The Porter Center was located in some former Stanley Electric Manufacturing Company buildings, distinctively redbrick, forming a kind of campus, but the sign at the entry (and the guard who emerged as she slowed to read it) directed Grace to a converted residential house in classic white and green, with its own, smaller,
ADMINISTRATION
sign. She parked her car and took another moment to steady herself. Vita, according to the tagline on her e-mail, was the executive director of this place, which seemed to exist not only here on its own postindustrial campus, but in a kind of root system of programs all over the county, as far north as Williamstown and as far south as Great Barrington. According to the website Grace had pored over in the library, it did everything: drug treatment intervention, programs for teen mothers, individual therapy, anxiety and depression groups, and court-mandated courses for substance abusers and sex offenders.

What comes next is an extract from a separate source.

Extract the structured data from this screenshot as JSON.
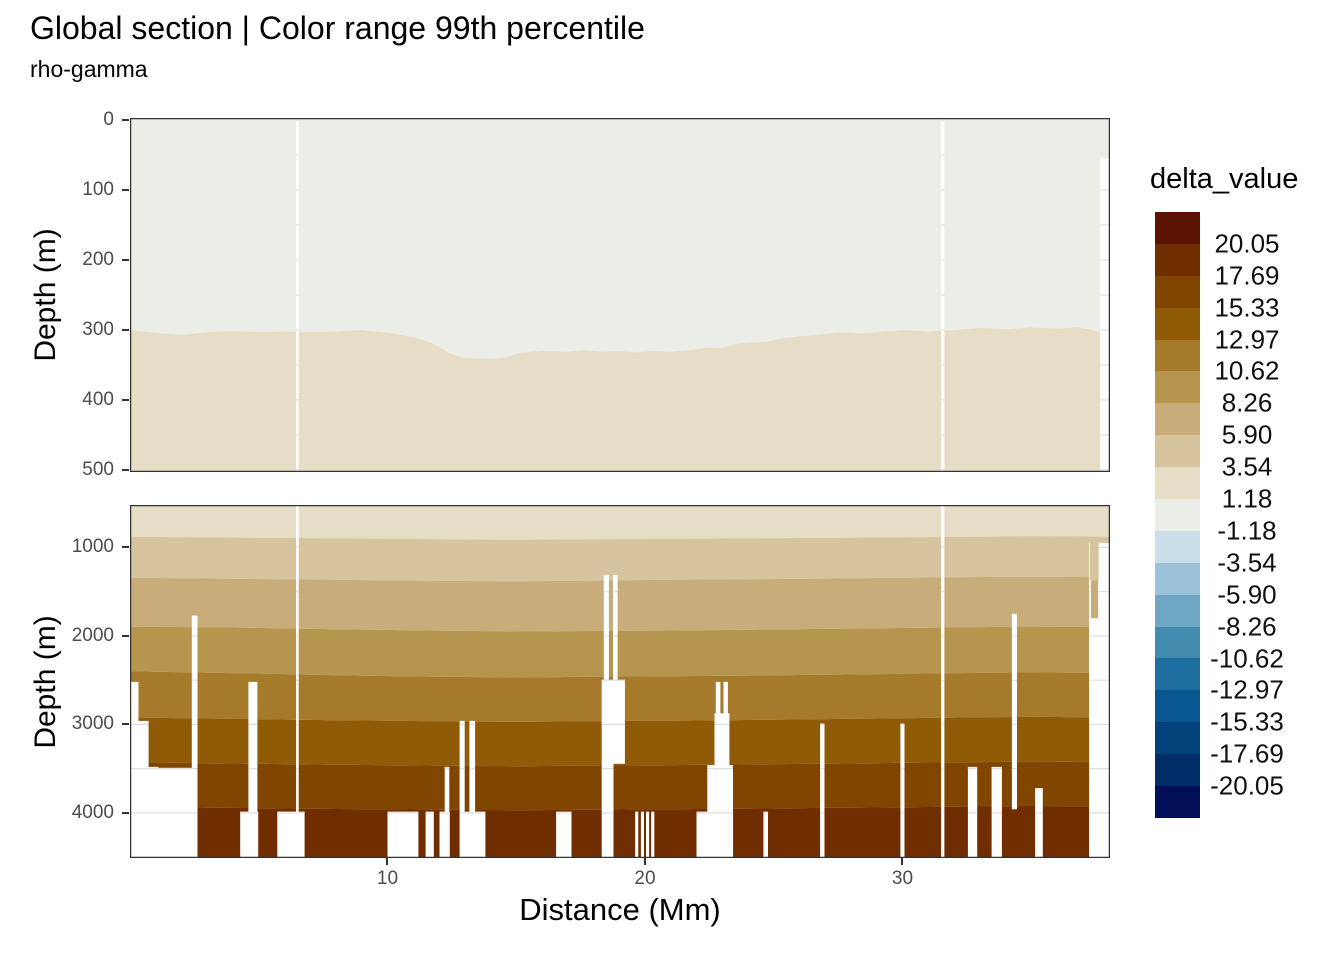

One-stop shopping for mental health
, she thought, taking in the long brick buildings from her own front seat. Years earlier, at the time of her wedding, when she and Vita had both been about to enter graduate school (Vita for social work, Grace in psychology, but with the common goal of becoming therapists specializing in individual therapy), this was not the outcome she had envisioned for her friend.